Surely this is an exposure of their unregenerate hearts (v9), the majority at least as their history proved. Never been changed, circumcised. In New Testament terms, never been born again. Ignorant of God’s grace, unable to understand, and to hold on to his gracious promises. Relief will never come until the blood of the cross is applied by the Holy Spirit. They can’t hear the words of Moses, they’re too busy complaining and grumbling. But are there not many like this in our world today, wherever we live? People with broken spirits, hopes and lives, crushed by unbearable experiences? Doesn’t God say he will not break the bruised reed, “a bruised reed he will not break, and a faintly burning wick he will not quench” (Isaiah 42:3)? God didn’t abandon these grumblers. On the contrary, he seemed to understand and care for them. Maybe we need to learn to be more like God, in this sense I mean, not laying burdens on folk they’re not able to bear? Maybe helping them to bear the burdens they already have. Doesn’t the New Testament speak of sharing one another’s burdens? “Bear one another’s burdens, and so fulfill the law of Christ” (Galatians 6:2).
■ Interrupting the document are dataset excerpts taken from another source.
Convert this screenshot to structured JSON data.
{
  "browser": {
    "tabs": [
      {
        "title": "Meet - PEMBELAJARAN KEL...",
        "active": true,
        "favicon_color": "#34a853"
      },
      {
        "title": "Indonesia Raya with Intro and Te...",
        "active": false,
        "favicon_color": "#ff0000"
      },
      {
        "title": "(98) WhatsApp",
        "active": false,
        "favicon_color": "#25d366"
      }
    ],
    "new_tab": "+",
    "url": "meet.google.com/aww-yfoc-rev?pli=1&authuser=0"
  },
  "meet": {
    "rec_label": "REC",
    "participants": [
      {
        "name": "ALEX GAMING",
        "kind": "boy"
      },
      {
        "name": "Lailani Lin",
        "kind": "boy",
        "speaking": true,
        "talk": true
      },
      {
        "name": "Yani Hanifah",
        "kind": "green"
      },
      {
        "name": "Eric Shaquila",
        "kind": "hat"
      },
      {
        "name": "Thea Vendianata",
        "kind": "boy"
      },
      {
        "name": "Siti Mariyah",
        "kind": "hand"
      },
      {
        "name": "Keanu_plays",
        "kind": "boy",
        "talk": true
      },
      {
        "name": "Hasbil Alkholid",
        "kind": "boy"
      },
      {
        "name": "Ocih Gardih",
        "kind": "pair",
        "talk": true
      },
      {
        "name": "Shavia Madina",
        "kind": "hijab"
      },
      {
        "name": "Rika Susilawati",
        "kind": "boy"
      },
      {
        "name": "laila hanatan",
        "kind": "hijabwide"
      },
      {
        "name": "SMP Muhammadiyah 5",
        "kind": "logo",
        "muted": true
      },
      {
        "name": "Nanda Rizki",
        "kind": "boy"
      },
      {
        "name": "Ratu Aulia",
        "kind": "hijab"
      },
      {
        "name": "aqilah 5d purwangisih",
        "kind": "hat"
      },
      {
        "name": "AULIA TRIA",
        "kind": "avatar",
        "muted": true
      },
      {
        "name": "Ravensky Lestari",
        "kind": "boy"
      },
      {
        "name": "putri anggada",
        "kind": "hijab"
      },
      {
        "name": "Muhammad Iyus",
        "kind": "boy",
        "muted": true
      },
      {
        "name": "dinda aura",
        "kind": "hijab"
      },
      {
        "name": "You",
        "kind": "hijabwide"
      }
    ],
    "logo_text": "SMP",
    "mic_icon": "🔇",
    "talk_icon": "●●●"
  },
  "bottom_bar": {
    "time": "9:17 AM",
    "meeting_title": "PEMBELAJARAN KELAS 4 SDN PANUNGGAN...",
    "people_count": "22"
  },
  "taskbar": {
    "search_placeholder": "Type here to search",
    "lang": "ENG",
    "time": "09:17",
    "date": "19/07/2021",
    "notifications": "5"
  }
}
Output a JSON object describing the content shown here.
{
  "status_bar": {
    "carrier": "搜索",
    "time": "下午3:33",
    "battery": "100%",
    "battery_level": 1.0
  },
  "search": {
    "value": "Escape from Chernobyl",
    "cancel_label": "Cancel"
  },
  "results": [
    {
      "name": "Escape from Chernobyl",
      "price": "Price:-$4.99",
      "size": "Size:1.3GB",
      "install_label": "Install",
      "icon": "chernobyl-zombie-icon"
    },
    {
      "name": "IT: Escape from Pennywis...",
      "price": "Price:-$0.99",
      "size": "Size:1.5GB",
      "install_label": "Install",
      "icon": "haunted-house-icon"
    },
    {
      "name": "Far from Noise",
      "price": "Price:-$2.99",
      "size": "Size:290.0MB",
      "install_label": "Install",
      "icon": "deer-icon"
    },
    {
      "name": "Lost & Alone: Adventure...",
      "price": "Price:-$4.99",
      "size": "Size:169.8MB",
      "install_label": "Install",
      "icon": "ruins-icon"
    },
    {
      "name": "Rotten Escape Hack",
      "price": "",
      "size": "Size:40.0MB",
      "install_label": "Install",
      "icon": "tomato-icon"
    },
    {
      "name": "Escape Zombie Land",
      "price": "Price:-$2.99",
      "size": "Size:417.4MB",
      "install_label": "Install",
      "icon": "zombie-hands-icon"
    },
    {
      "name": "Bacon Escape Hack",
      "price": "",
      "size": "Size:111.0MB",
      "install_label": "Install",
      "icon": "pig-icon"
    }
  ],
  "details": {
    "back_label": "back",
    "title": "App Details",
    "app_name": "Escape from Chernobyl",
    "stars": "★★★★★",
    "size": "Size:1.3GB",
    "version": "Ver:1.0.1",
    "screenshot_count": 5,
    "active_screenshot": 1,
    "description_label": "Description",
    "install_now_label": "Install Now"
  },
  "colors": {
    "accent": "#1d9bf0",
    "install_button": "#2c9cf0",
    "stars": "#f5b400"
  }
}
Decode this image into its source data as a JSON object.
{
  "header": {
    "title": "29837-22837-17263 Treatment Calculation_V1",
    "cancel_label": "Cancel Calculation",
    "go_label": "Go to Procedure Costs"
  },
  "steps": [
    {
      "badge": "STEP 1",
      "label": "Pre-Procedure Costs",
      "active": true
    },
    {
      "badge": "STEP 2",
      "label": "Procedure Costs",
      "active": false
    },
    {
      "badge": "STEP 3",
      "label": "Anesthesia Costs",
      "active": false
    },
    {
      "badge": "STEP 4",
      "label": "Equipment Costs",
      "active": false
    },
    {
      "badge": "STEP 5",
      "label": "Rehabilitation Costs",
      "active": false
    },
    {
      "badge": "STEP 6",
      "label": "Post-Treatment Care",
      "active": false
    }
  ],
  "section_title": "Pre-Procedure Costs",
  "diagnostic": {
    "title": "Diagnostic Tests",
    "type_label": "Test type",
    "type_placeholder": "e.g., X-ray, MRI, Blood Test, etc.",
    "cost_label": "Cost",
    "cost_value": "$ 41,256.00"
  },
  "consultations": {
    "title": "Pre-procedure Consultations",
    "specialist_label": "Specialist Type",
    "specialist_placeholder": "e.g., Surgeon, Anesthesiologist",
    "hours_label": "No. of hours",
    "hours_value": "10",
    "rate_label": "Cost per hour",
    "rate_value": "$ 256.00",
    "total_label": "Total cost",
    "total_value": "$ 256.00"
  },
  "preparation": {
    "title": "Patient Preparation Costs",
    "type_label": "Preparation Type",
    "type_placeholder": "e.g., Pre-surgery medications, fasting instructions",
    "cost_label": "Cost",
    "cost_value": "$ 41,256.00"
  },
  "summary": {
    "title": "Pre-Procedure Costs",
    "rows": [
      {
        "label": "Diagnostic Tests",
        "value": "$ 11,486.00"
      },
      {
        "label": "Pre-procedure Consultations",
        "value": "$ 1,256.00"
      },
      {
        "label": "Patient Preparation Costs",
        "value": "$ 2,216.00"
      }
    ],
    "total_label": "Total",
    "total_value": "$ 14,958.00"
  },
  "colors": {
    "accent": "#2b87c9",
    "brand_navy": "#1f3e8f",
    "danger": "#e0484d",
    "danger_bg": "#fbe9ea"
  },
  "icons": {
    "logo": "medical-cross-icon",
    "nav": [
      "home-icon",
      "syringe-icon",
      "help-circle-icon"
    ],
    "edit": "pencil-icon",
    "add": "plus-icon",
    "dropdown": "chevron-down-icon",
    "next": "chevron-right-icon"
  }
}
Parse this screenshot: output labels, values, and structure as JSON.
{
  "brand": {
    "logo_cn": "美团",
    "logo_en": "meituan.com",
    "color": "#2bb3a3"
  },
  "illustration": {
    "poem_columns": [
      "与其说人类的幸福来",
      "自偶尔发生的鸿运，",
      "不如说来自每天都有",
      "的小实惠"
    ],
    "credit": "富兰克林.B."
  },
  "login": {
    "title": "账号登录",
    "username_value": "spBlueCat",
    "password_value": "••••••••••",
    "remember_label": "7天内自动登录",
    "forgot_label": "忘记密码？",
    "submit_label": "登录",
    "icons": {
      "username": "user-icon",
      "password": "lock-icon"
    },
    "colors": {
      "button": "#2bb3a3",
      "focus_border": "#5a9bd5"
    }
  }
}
Next we will see that God gives them a specific charge, the command to go (v11). Moses went, we must never forget that he went. It is not always what a man says, in the end, it is what he does that matters. When God gives you a definite command what do you do? “What do you think? A man had two sons. And he went to the first and said, ‘Son, go and work in the vineyard today.’ And he answered, ‘I will not,’ but afterward he changed his mind and went. And he went to the other son and said the same. And he answered, ‘I go, sir,’ but did not go. Which of the two did the will of his father?” They said, “The first.” Jesus said to them, “Truly, I say to you, the tax collectors and the prostitutes go into the kingdom of God before you. For John came to you in the way of righteousness, and you did not believe him, but the tax collectors and the prostitutes believed him. And even when you saw it, you did not afterward change your minds and believe him” (Matthew 21:28-32). “Not everyone who says to me, ‘Lord, Lord,’ will enter the kingdom of heaven, but the one who does the will of my Father who is in heaven” (Matthew 7.21).